Summits are all well and good, but the commissioner surely knows he cannot institute any new testing regimen without the consent of the powerful players' union. That is not out of the question – twice in the recent past, the union has agreed to open its collective bargaining agreement for the purpose of tighter tests.

But so far, the response of Donald Fehr, executive director of the players' union, has been more subdued than that of Selig.

In the aftermath of the report's release, Mr. Fehr complained that he had not been given an advance copy of Mitchell's work, as had the commissioner's office. He defended the current testing system as effective.

"The report does not suggest that the program is failing to pick up steroid use, which it is possible to detect," said Fehr.
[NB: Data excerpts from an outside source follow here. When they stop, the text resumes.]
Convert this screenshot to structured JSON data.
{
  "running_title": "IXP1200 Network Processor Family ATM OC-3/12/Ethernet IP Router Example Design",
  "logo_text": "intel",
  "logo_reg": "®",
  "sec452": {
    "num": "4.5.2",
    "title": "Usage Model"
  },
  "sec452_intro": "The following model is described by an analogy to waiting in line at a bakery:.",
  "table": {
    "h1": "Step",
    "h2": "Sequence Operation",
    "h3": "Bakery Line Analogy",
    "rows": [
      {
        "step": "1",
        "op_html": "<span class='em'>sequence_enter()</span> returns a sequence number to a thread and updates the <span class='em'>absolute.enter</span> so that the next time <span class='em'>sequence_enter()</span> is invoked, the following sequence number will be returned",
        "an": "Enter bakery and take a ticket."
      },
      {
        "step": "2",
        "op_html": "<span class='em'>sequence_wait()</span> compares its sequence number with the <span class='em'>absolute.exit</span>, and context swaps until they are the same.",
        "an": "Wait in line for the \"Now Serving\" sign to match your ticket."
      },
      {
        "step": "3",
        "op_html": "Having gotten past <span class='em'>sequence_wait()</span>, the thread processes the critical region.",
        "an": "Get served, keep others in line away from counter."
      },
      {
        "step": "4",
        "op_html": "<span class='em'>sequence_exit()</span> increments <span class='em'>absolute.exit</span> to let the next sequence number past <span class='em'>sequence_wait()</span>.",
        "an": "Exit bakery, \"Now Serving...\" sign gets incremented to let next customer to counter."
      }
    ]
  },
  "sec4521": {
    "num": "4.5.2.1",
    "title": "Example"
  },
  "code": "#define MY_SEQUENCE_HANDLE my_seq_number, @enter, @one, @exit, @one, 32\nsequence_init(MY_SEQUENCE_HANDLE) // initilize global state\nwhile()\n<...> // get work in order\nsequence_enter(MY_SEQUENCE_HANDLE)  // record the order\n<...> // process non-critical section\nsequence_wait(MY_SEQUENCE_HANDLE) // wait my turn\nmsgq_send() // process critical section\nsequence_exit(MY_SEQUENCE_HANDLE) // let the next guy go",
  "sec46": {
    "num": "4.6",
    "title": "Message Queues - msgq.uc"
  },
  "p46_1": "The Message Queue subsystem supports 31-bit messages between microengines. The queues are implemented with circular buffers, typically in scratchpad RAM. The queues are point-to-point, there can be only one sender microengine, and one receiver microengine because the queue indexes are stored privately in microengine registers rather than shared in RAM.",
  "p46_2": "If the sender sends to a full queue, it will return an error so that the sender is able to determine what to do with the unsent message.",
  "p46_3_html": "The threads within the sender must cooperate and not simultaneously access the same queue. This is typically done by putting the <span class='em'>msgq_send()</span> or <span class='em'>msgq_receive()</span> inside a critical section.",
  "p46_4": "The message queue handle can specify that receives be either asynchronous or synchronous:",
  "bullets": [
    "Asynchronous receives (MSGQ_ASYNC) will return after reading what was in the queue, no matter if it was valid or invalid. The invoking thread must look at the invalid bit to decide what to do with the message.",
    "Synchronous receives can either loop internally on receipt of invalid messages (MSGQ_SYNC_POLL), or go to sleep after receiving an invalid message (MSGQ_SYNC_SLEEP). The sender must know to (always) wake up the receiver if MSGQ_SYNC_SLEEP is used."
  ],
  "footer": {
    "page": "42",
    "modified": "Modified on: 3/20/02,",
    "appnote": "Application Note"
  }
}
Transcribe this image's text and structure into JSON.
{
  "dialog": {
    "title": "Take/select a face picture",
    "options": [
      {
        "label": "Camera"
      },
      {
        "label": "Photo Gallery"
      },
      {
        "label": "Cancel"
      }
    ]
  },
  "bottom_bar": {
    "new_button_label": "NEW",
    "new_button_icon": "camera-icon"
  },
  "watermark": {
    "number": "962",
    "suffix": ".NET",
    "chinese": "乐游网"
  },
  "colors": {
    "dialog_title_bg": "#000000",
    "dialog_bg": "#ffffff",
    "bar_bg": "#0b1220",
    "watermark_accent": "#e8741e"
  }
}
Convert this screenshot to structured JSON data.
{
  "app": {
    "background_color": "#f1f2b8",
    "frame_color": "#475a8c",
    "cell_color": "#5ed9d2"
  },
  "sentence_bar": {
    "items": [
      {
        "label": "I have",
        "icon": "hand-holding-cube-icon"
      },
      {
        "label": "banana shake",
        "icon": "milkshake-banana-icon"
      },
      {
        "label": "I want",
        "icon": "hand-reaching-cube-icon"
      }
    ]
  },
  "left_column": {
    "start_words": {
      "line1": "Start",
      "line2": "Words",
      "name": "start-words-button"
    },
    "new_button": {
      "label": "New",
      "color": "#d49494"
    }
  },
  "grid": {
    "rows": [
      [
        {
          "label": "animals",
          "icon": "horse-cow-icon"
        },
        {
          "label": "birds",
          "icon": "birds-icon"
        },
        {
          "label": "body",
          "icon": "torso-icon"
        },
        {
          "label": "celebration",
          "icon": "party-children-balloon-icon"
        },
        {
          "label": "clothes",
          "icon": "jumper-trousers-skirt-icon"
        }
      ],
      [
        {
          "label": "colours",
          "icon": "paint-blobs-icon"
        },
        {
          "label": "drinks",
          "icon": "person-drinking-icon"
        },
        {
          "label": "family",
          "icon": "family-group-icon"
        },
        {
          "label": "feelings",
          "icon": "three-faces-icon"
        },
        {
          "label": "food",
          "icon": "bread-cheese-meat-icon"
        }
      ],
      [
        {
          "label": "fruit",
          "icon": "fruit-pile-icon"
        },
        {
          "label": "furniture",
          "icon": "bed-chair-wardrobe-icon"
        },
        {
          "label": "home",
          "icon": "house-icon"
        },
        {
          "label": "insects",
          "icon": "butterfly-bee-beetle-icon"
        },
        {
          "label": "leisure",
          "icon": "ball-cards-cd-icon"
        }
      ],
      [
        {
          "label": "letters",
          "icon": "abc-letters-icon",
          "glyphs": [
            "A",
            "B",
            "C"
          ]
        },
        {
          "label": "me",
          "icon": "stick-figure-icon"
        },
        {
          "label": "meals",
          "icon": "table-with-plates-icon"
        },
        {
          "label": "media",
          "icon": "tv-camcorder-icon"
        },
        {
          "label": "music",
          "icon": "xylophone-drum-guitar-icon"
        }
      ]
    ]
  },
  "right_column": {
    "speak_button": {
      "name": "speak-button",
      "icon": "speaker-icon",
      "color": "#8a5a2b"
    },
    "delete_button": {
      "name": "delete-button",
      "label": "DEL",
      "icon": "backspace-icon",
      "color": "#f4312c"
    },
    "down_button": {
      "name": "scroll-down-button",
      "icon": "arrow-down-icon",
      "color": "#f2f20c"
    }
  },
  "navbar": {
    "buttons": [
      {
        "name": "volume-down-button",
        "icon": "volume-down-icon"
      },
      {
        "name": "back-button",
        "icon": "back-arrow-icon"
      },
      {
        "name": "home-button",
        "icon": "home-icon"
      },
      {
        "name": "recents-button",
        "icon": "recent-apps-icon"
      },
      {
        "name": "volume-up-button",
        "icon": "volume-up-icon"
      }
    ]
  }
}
Using a measured tone, Fehr also said that his office would continue to defend players against anything it judges to be an infringement on their rights. "Many players are named. Their reputations have been adversely affected, probably forever – even if it turns out down the road that they should not have been."

Indeed, in the wake of the Mitchell report release many commentators noted that its evidence against specific players was largely circumstantial.

Orioles infielder Brian Roberts drew a mention, for instance, because a former teammate, Larry Bigbie, said that Mr. Roberts had once admitted to him that he had tried steroids. Yet Mr. Bigbie said that he had never seen Roberts use performance enhancers, though they shared a house in 2001, their rookie year on team. When Bigbie used steroids himself, Roberts did not participate.

Through his lawyer, Rusty Hardin, star pitcher Roger Clements vehemently denied the steroid charges against him in the Mitchell report. The report contains testimony from Mr. Clemens's personal trainer that he administered steroid shots to the pitcher at least 16 times. But Mr. Hardin claimed that the trainer had been told by federal authorities that he had to produce names, or face prosecution himself.

"He has thrown a skunk into that jury box, and we will never be able to remove that smell," Hardin said.

In Washington President Bush urged that no one jump to conclusions about individual players named in the Mitchell report. (Bush, a former managing partner of the Texas Rangers, remains an intense fan of the game, if not a prescient one – at one point last season he insisted that the Detroit Tigers would surely win the American League. They didn't.)

Two members of Congress who have been at the forefront of legislative interest in the issue have already scheduled a hearing on the Mitchell report. Reps. Henry Waxman (D) of California and Tom Davis (R) of Virginia asked Mitchell, Selig, and Fehr to appear before their House Committee on Oversight and Government Reform.

A second Congressional panel has also set a Jan. 23 hearing on steroid use in professional sports.